Das Geschwätz über Verzicht des Einzelnen, deutschen Zusammenhalt und vermeidliche Moral soll vor allem über die eigentlichen Verhältnisse hinwegtäuschen. In Krisenzeiten nimmt der Klassenkampf zu und nicht ab. Es gibt kein „Wir“ zwischen der arbeitenden Bevölkerung und multimilliarden-schweren Großkonzernen. Es ist keine Tugend in Zeiten von Krisengewinnern, genügsam zu sein. Es hat nichts mit Moral zu tun, mit dem Zeigefinger nur auf andere zu zeigen und sich selbst gegenüber beliebig zu bleiben. Es wird viel geheuchelt dieser Tage; Frust ist dagegen kein guter Ratgeber. Erst recht nicht, wenn etwas anderes möglich ist. Von einer Übergewinnsteuer ließen sich soziale Entlastungen für die Mehrheit finanzieren; von weiteren Vermögenssteuern sogar soziale Investitionen z.B. der Ausbau des Nahverkehrs, Schulen und Gesundheitseinrichtungen. Eine Erhöhung der Löhne sowie der Hartz4 Regelsätze helfen nicht nur Millionen von Menschen, es würde auch durch die wachsende Kaufkraft die Wirtschaft stabilisieren und Arbeitsplätze sichern. Eine Enteignung großer Energie- und Immobilienkonzernen (bei der Gelegenheit auch gerne die Rüstungsindustrie) würde uns vor einem Missbrauch der steigenden Preise schützen und zudem noch mehr demokratische Mitbestimmung über unseren so dringend benötigten Umbau unserer Gesellschaft hin zu mehr sozialer Gerechtigkeit sowie Klimaneutralität führen.

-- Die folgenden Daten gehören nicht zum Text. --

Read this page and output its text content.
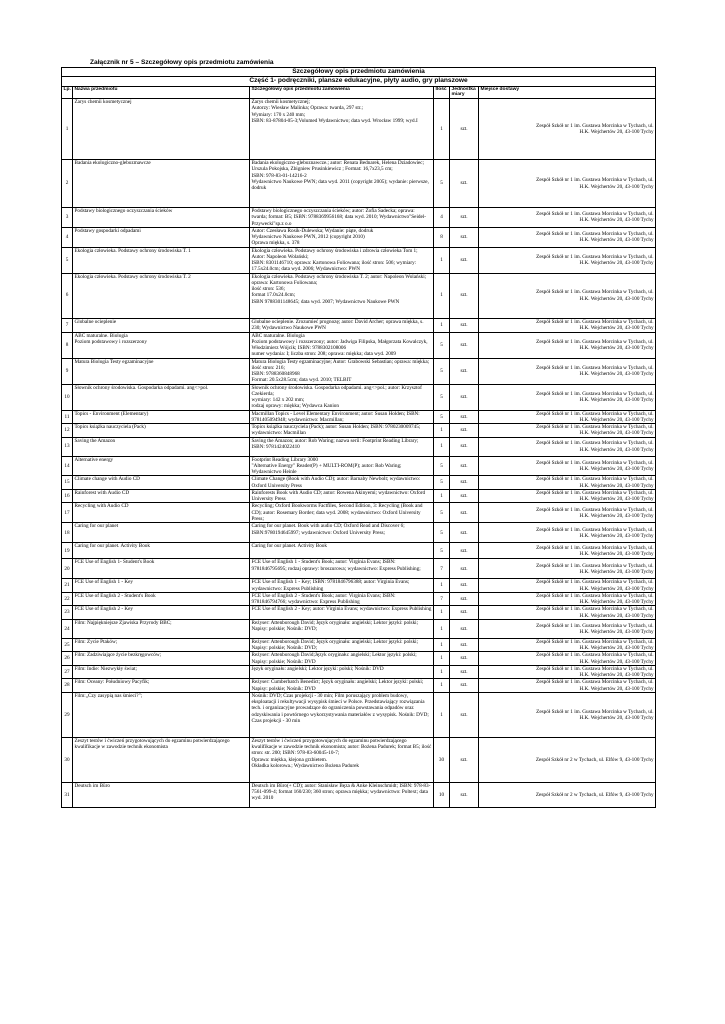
Załącznik nr 5 – Szczegółowy opis przedmiotu zamówienia
Szczegółowy opis przedmiotu zamówienia					
Część 1- podręczniki, plansze edukacyjne, płyty audio, gry planszowe					
Lp.	Nazwa przedmiotu	Szczegółowy opis przedmiotu zamówienia	Ilość	Jednostka miary	Miejsce dostawy
1	Zarys chemii kosmetycznej	Zarys chemii kosmetycznej;
Autorzy: Wiesław Malinka; Oprawa: twarda, 297 str.;
Wymiary: 170 x 240 mm;
ISBN: 83-87804-05-3;Volumed Wydawnictwo; data wyd. Wrocław 1999; wyd.I	1	szt.	Zespół Szkół nr 1 im. Gustawa Morcinka w Tychach, ul.
H.K. Wejchertów 20, 43-100 Tychy
2	Badania ekologiczno-glebozmawcze	Badania ekologiczno-gleboznawcze.; autor: Renata Bednarek, Helena Dziadowiec; Urszula Pokojska, Zbigniew Prusinkiewicz ; Format: 16,7x23,5 cm;
ISBN: 978-83-01-14216-2
Wydawnictwo Naukowe PWN; data wyd. 2011 (copyright 2005); wydanie: pierwsze, dodruk	5	szt.	Zespół Szkół nr 1 im. Gustawa Morcinka w Tychach, ul.
H.K. Wejchertów 20, 43-100 Tychy
3	Podstawy biologicznego oczyszczania ścieków	Podstawy biologicznego oczyszczania ścieków; autor: Zofia Sadecka; oprawa: twarda; format: B5; ISBN: 9788369956168; data wyd. 2010; Wydawnictwo"Seidel-Przywecki"sp.z o.o	4	szt.	Zespół Szkół nr 1 im. Gustawa Morcinka w Tychach, ul.
H.K. Wejchertów 20, 43-100 Tychy
4	Podstawy gospodarki odpadami	Autor: Czesława Rosik-Dulewska; Wydanie: piąte, dodruk
Wydawnictwo Naukowe PWN, 2012 (copyright 2010)
Oprawa miękka, s. 378	8	szt.	Zespół Szkół nr 1 im. Gustawa Morcinka w Tychach, ul.
H.K. Wejchertów 20, 43-100 Tychy
5	Ekologia człowieka. Podstawy ochrony środowiska T. 1	Ekologia człowieka. Podstawy ochrony środowiska i zdrowia człowieka Tom 1; Autor: Napoleon Wolański;
ISBN: 8301146710; oprawa: Kartonowa Foliowana; ilość stron: 506; wymiary: 17.5x24.0cm; data wyd. 2006; Wydawnictwo: PWN	1	szt.	Zespół Szkół nr 1 im. Gustawa Morcinka w Tychach, ul.
H.K. Wejchertów 20, 43-100 Tychy
6	Ekologia człowieka. Podstawy ochrony środowiska T. 2	Ekologia człowieka. Podstawy ochrony środowiska T. 2; autor: Napoleon Wolański;
oprawa: Kartonowa Foliowana;
ilość stron: 536;
format 17.0x24.0cm;
ISBN 9788301148645; data wyd. 2007; Wydawnictwo Naukowe PWN	1	szt.	Zespół Szkół nr 1 im. Gustawa Morcinka w Tychach, ul.
H.K. Wejchertów 20, 43-100 Tychy
7	Globalne ocieplenie	Globalne ocieplenie. Zrozumieć prognozę; autor: David Archer; oprawa miękka, s. 230; Wydawnictwo Naukowe PWN	1	szt.	Zespół Szkół nr 1 im. Gustawa Morcinka w Tychach, ul.
H.K. Wejchertów 20, 43-100 Tychy
8	ABC maturalne. Biologia
Poziom podstawowy i rozszerzony	ABC maturalne. Biologia
Poziom podstawowy i rozszerzony; autor: Jadwiga Filipska, Małgorzata Kowalczyk, Włodzimierz Wójcik; ISBN: 9788302108006
numer wydania: I; liczba stron: 208; oprawa: miękka; data wyd. 2009	5	szt.	Zespół Szkół nr 1 im. Gustawa Morcinka w Tychach, ul.
H.K. Wejchertów 20, 43-100 Tychy
9	Matura Biologia Testy egzaminacyjne	Matura Biologia Testy egzaminacyjne; Autor: Grabowski Sebastian; oprawa: miękka; ilość stron: 216;
ISBN: 9788360848968
Format: 20.5x28.5cm; data wyd. 2010; TELBIT	5	szt.	Zespół Szkół nr 1 im. Gustawa Morcinka w Tychach, ul.
H.K. Wejchertów 20, 43-100 Tychy
10	Słownik ochrony środowiska. Gospodarka odpadami. ang<>pol.	Słownik ochrony środowiska. Gospodarka odpadami. ang<>pol.; autor: Krzysztof Czekierda;
wymiary: 142 x 202 mm;
rodzaj oprawy: miękka; Wydawca Kanion	5	szt.	Zespół Szkół nr 1 im. Gustawa Morcinka w Tychach, ul.
H.K. Wejchertów 20, 43-100 Tychy
11	Topics - Environment (Elementary)	Macmillan Topics - Level Elementary Environment; autor: Susan Holden; ISBN: 9781405094948; wydawnictwo: Macmillan;	5	szt.	Zespół Szkół nr 1 im. Gustawa Morcinka w Tychach, ul.
H.K. Wejchertów 20, 43-100 Tychy
12	Topics książka nauczyciela (Pack)	Topics książka nauczyciela (Pack); autor: Susan Holden; ISBN: 9780230009745; wydawnictwo: Macmillan	1	szt.	Zespół Szkół nr 1 im. Gustawa Morcinka w Tychach, ul.
H.K. Wejchertów 20, 43-100 Tychy
13	Saving the Amazon	Saving the Amazon; autor: Rob Waring; nazwa serii: Footprint Reading Library;
ISBN: 9781424022410	1	szt.	Zespół Szkół nr 1 im. Gustawa Morcinka w Tychach, ul.
H.K. Wejchertów 20, 43-100 Tychy
14	Alternative energy	Footprint Reading Library 3000
"Alternative Energy" Reader(P) + MULTI-ROM(P); autor: Rob Waring; Wydawnictwo Heinle	5	szt.	Zespół Szkół nr 1 im. Gustawa Morcinka w Tychach, ul.
H.K. Wejchertów 20, 43-100 Tychy
15	Climate change with Audio CD	Climate Change (Book with Audio CD); autor: Barnaby Newbolt; wydawnictwo: Oxford University Press	5	szt.	Zespół Szkół nr 1 im. Gustawa Morcinka w Tychach, ul.
H.K. Wejchertów 20, 43-100 Tychy
16	Rainforest with Audio CD	Rainforests Book with Audio CD; autor: Rowena Akinyemi; wydawnictwo: Oxford University Press	1	szt.	Zespół Szkół nr 1 im. Gustawa Morcinka w Tychach, ul.
H.K. Wejchertów 20, 43-100 Tychy
17	Recycling with Audio CD	Recycling; Oxford Bookworms Factfiles, Second Edition, 3: Recycling (Book and CD); autor: Rosemary Border; data wyd. 2008; wydawnictwo: Oxford University Press;	5	szt.	Zespół Szkół nr 1 im. Gustawa Morcinka w Tychach, ul.
H.K. Wejchertów 20, 43-100 Tychy
18	Caring for our planet	Caring for our planet. Book with audio CD; Oxford Read and Discover 6; ISBN:9780194645997; wydawnictwo: Oxford University Press;	5	szt.	Zespół Szkół nr 1 im. Gustawa Morcinka w Tychach, ul.
H.K. Wejchertów 20, 43-100 Tychy
19	Caring for our planet. Activity Book	Caring for our planet. Activity Book	5	szt.	Zespół Szkół nr 1 im. Gustawa Morcinka w Tychach, ul.
H.K. Wejchertów 20, 43-100 Tychy
20	FCE Use of English 1- Student's Book	FCE Use of English 1 - Student's Book; autor: Virginia Evans; ISBN: 9781846795695; rodzaj oprawy: broszurowa; wydawnictwo: Express Publishing;	7	szt.	Zespół Szkół nr 1 im. Gustawa Morcinka w Tychach, ul.
H.K. Wejchertów 20, 43-100 Tychy
21	FCE Use of English 1 - Key	FCE Use of English 1 - Key; ISBN: 9781846796388; autor: Virginia Evans; wydawnictwo: Express Publishing	1	szt.	Zespół Szkół nr 1 im. Gustawa Morcinka w Tychach, ul.
H.K. Wejchertów 20, 43-100 Tychy
22	FCE Use of English 2 - Student's Book	FCE Use of English 2 - Student's Book; autor: Virginia Evans; ISBN: 9781846794766; wydawnictwo: Express Publishing	7	szt.	Zespół Szkół nr 1 im. Gustawa Morcinka w Tychach, ul.
H.K. Wejchertów 20, 43-100 Tychy
23	FCE Use of English 2 - Key	FCE Use of English 2 - Key; autor: Virginia Evans; wydawnictwo: Express Publishing	1	szt.	Zespół Szkół nr 1 im. Gustawa Morcinka w Tychach, ul.
H.K. Wejchertów 20, 43-100 Tychy
24	Film: Najpiękniejsze Zjawiska Przyrody BBC;	Reżyser: Attenborough David; Język oryginału: angielski; Lektor języki: polski; Napisy: polskie; Nośnik: DVD;	1	szt.	Zespół Szkół nr 1 im. Gustawa Morcinka w Tychach, ul.
H.K. Wejchertów 20, 43-100 Tychy
25	Film: Życie Ptaków;	Reżyser: Attenborough David; Język oryginału: angielski; Lektor języki: polski; Napisy: polskie; Nośnik: DVD;	1	szt.	Zespół Szkół nr 1 im. Gustawa Morcinka w Tychach, ul.
H.K. Wejchertów 20, 43-100 Tychy
26	Film: Zadziwiające życie bezkręgowców;	Reżyser: Attenborough David;Język oryginału: angielski; Lektor języki: polski; Napisy: polskie; Nośnik: DVD	1	szt.	Zespół Szkół nr 1 im. Gustawa Morcinka w Tychach, ul.
H.K. Wejchertów 20, 43-100 Tychy
27	Film: Indie: Niezwykły świat;	Język oryginału: angielski; Lektor języki: polski; Nośnik: DVD	1	szt.	Zespół Szkół nr 1 im. Gustawa Morcinka w Tychach, ul.
H.K. Wejchertów 20, 43-100 Tychy
28	Film: Oceany: Południowy Pacyfik;	Reżyser: Cumberbatch Benedict; Język oryginału: angielski; Lektor języki: polski; Napisy: polskie; Nośnik: DVD	1	szt.	Zespół Szkół nr 1 im. Gustawa Morcinka w Tychach, ul.
H.K. Wejchertów 20, 43-100 Tychy
29	Film:„Czy zasypią nas śmieci?";	Nośnik: DVD; Czas projekcji - 30 min; Film poruszający problem budowy, eksploatacji i rekultywacji wysypisk śmieci w Polsce. Przedstawiający rozwiązania tech. i organizacyjne prowadzące do ograniczenia powstawania odpadów oraz odzyskiwania i powtórnego wykorzystywania materiałów z wysypisk. Nośnik: DVD; Czas projekcji - 30 min	1	szt.	Zespół Szkół nr 1 im. Gustawa Morcinka w Tychach, ul.
H.K. Wejchertów 20, 43-100 Tychy
30	Zeszyt testów i ćwiczeń przygotowujących do egzaminu potwierdzającego kwalifikacje w zawodzie technik ekonomista	Zeszyt testów i ćwiczeń przygotowujących do egzaminu potwierdzającego kwalifikacje w zawodzie technik ekonomista; autor: Bożena Padurek; format B5; ilość stron: str. 200; ISBN: 978-83-60045-10-7;
Oprawa: miękka, klejona grzbietem.
Okładka kolorowa.; Wydawnictwo Bożena Padurek	30	szt.	Zespół Szkół nr 2 w Tychach, ul. Elfów 9, 43-100 Tychy
31	Deutsch im Büro	Deutsch im Büro(+ CD); autor: Stanisław Bęza & Anke Kleinschmidt; ISBN: 978-83-7561-099-4; format 160/230; 360 stron; oprawa miękka; wydawnictwo: Poltext; data wyd. 2010	10	szt.	Zespół Szkół nr 2 w Tychach, ul. Elfów 9, 43-100 Tychy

Durch das Verhalten Einzelner oder die gemeinsame Wut auf die Regierung alleine wird sich das nicht erreichen lassen. Es braucht Menschen, die sich zusammenschließen vorangehen. DIE LINKE ist nach ihrem Grundsatzprogramm eine solche Kraft: „Wir wollen dazu beitragen, dass aus passivem Unmut aktive Gegenwehr wird. Wir setzen Lohndumping, Sozialraub und dem Ausverkauf öffentlichen Eigentums Widerstand entgegen. Wir wollen die gesellschaftlichen Kräfteverhältnisse verändern und ringen um eine andere Politik. Demokratie, Freiheit, Gleichheit, Gerechtigkeit, Internationalismus und Solidarität gehören zu unseren grundlegenden Werten. Sie sind untrennbar mit Frieden, Bewahrung der Natur und Emanzipation verbunden. Wir kämpfen für einen Systemwechsel, weil der Kapitalismus, der auf Ungleichheit, Ausbeutung, Expansion und Konkurrenz beruht, mit diesen Zielen unvereinbar ist.“ Dafür müssen wir auch praktisch Partei ergreifen und das Bündnis mit weiteren Teilen der Zivilgesellschaft suchen. Dazu braucht es Mut, ein neues Niveau der Zusammenarbeit und vor allem Angriffslust auf den eigentlichen Gegner. Mit Blick auf die gesellschaftlichen Herausforderungen steht einiges auf dem Spiel. Mit Blick auf die absurden sowie unverdienten Profite einiger Weniger gibt es einiges zu gewinnen. Die Ankündigung der Regierung, sich auf einen kalten Winter einzustellen, muss mit einem heißen Herbst beantwortet werden.